Edoardo Molinari continued his love affair with Scotland as a brilliant round of 63 left him in a four way tie for the lead after round one of the Aberdeen Standard Investments Scottish Open.
Fresh off his best finish in the Rolex Series at last week’s Dubai Duty Free Irish Open, the Italian carded his lowest Rolex Series round at The Renaissance Club to sit at eight under alongside countryman Nino Bertasio, Frenchman Romain Wattel and American Matt Kuchar.
Molinari won this event and the Johnnie Walker Championship in 2010 as he earned a captain’s pick for the Ryder Cup team and he could be playing alongside brother Francesco again at next week’s Open Championship.
The top three players in the top ten this week not already exempt will head to Royal Portrush Golf Club, and Molinari will be looking to take his chance after only narrowly missing out in County Clare.
South Africans Thomas Aiken and Erik van Rooyen, Welshman Jamie Donaldson, Belgian Thomas Pieters, Finn Kalle Samooja and English pair Lee Slattery and Andy Sullivan were a shot off the lead on a congested leaderboard.
Samooja made the 17th hole-in-one of the European Tour season on the 15th before Trevor Immelman took the tally to 18 on the same hole later in the day.
Early heavy rain softened the course up and with the wind failing to appear until very late in the day, scores were very low on the East Lothian coast.
After the target had been set at seven under in the morning, there was a nine way tie for the lead at that mark in the afternoon before the leaders broke free.
Molinari birdied the tenth, 12th, 16th and 17th, adding an eagle on the par five first and birdie on the fourth to share top spot. An approach to inside six feet on the par five seventh brought a second eagle of the day and the solo lead before he failed to get up and down on the eighth.
“I’m in a good place at the minute,” he said. “It seems like every week I’m playing better. I’m building something every week and when you play golf like this, it’s quite easy but then everything can change in a very short amount of time.
“You just have to be careful and keep doing the same things and hopefully the results continue to improve.”
Wattel has carded a 63 in Scotland before at the 2012 Johnnie Walker Championship and he was the player to first break the afternoon logjam at seven under.
He had made just two cuts from 15 events coming into this week but added gains on the tenth, 12th, 16th, first, second, fourth, fifth and seventh to a bogey on the 15th, before a closing gain from six feet on the ninth set the target.
“It feels really good,” he said. “Really happy with the way I played. It hasn’t been a really good year for me so far. I changed my coach last year and it takes time to rebuild the golf swing so I’m working and trying my best.”
Bertasio was bogey free in his 63, making gains on the 11th, 12th, 13th, 16th, 18th, first, third and seventh.

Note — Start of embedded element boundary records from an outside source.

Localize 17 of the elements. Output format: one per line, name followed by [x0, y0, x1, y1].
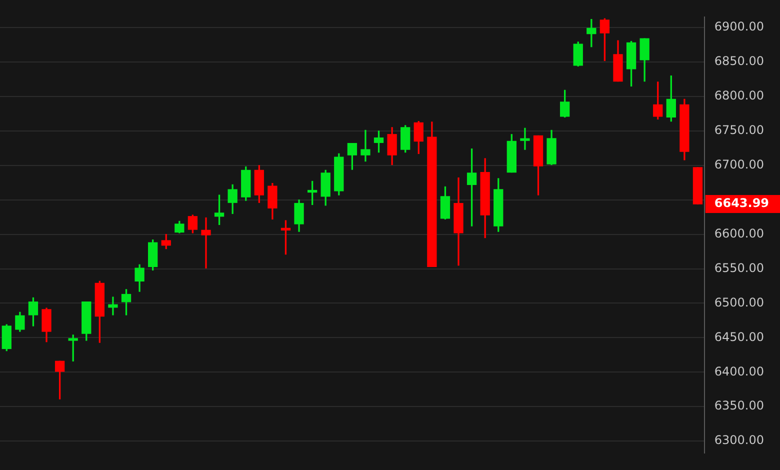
candlestick: [108, 296, 118, 316]
y-tick-label: 6500.00: [714, 295, 764, 310]
y-tick-label: 6350.00: [714, 398, 764, 413]
y-tick-label: 6400.00: [714, 364, 764, 378]
y-tick-label: 6850.00: [714, 54, 764, 68]
y-tick-label: 6700.00: [714, 158, 764, 172]
y-tick-label: 6550.00: [714, 260, 764, 275]
y-tick-label: 6300.00: [714, 433, 764, 448]
candlestick: [520, 128, 530, 150]
y-tick-label: 6750.00: [714, 123, 764, 138]
candlestick: [201, 217, 211, 268]
text: 6643.99: [714, 196, 770, 210]
y-tick-label: 6900.00: [714, 20, 764, 34]
candlestick: [360, 130, 370, 162]
y-tick-label: 6450.00: [714, 330, 764, 344]
y-tick-label: 6600.00: [714, 226, 764, 240]
y-tick-label: 6800.00: [714, 88, 764, 103]
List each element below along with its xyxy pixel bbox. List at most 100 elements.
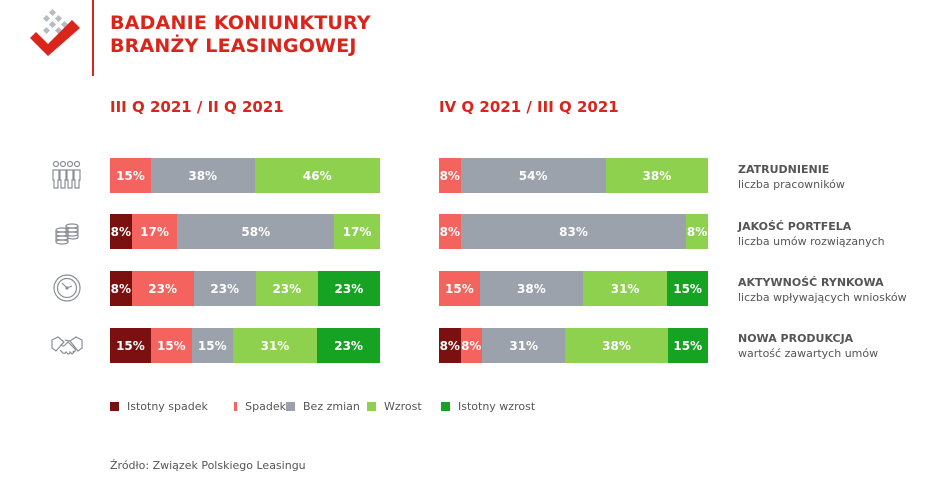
row-label-nowa-produkcja: NOWA PRODUKCJA wartość zawartych umów <box>738 331 878 361</box>
legend-item-istotny-wzrost: Istotny wzrost <box>441 400 535 413</box>
data-label: 8% <box>686 224 708 239</box>
bar-segment-wzrost: 31% <box>232 328 318 363</box>
title-line-2: BRANŻY LEASINGOWEJ <box>110 35 357 57</box>
legend-label: Spadek <box>245 400 286 413</box>
bar-segment-wzrost: 31% <box>583 271 668 306</box>
coins-icon <box>55 223 79 245</box>
data-label: 17% <box>342 224 372 239</box>
bar-segment-wzrost: 46% <box>254 158 380 193</box>
data-label: 8% <box>110 224 131 239</box>
header-divider <box>92 0 94 76</box>
legend-label: Bez zmian <box>303 400 360 413</box>
bar-segment-istotny-spadek: 15% <box>110 328 151 363</box>
row-label-subtitle: liczba wpływających wniosków <box>738 291 907 304</box>
bar-segment-bez-zmian: 83% <box>460 214 687 249</box>
bar-segment-spadek: 23% <box>131 271 194 306</box>
bar-segment-wzrost: 23% <box>255 271 318 306</box>
legend-label: Istotny wzrost <box>458 400 536 413</box>
bar-segment-istotny-spadek: 8% <box>439 328 461 363</box>
bar-right-jakosc-portfela: 8% 83% 8% <box>439 214 708 249</box>
bar-segment-istotny-wzrost: 15% <box>667 328 708 363</box>
data-label: 15% <box>673 338 703 353</box>
bar-segment-wzrost: 8% <box>686 214 708 249</box>
legend-swatch <box>234 402 238 411</box>
data-label: 8% <box>439 224 461 239</box>
row-label-title: NOWA PRODUKCJA <box>738 332 854 345</box>
data-label: 23% <box>334 338 363 353</box>
page-title: BADANIE KONIUNKTURY BRANŻY LEASINGOWEJ <box>110 12 371 58</box>
row-label-title: JAKOŚĆ PORTFELA <box>738 220 852 233</box>
legend-item-spadek: Spadek <box>234 400 286 413</box>
data-label: 15% <box>445 281 474 296</box>
data-label: 15% <box>197 338 227 353</box>
data-label: 23% <box>334 281 364 296</box>
bar-segment-spadek: 8% <box>439 158 461 193</box>
data-label: 15% <box>156 338 186 353</box>
data-label: 38% <box>188 168 218 183</box>
data-label: 15% <box>116 168 145 183</box>
row-label-title: AKTYWNOŚĆ RYNKOWA <box>738 276 884 289</box>
row-label-title: ZATRUDNIENIE <box>738 163 830 176</box>
zpl-logo <box>30 8 80 56</box>
data-label: 23% <box>210 281 240 296</box>
data-label: 38% <box>602 338 631 353</box>
bar-segment-bez-zmian: 23% <box>193 271 256 306</box>
data-label: 15% <box>116 338 145 353</box>
data-label: 58% <box>241 224 271 239</box>
bar-right-zatrudnienie: 8% 54% 38% <box>439 158 708 193</box>
bar-left-jakosc-portfela: 8% 17% 58% 17% <box>110 214 380 249</box>
bar-left-zatrudnienie: 15% 38% 46% <box>110 158 380 193</box>
data-label: 8% <box>439 168 460 183</box>
legend-item-wzrost: Wzrost <box>367 400 441 413</box>
title-line-1: BADANIE KONIUNKTURY <box>110 12 371 34</box>
legend-swatch <box>367 402 376 411</box>
period-title-right: IV Q 2021 / III Q 2021 <box>439 98 619 116</box>
row-label-aktywnosc-rynkowa: AKTYWNOŚĆ RYNKOWA liczba wpływających wn… <box>738 275 907 305</box>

Kuchar was second at this event in 2015 and a long putt on the 16th handed him a second eagle of the day and a share of the lead after birdies on the fourth, fifth, seventh, eighth, tenth and 14th, bogeys on the ninth and 11th and that first eagle on the 12th.
Sullivan had got to eight under in the morning with an eagle and six birdies but dropped a shot on the eighth, while eight birdies got Aiken to that mark before he made a bogey on the same hole.
Samooja added five birdies to his ace at the 15th, while Donaldson and Pieters both went bogey free with seven birdies, and Slattery and Van Rooyen made eight gains with a single dropped shot.
Major champion Henrik Stenson, local favourite Richie Ramsay, Frenchman Romain Langasque and English trio Chris Paisley, Ian Poulter and Oliver Wilson were two shots off the lead.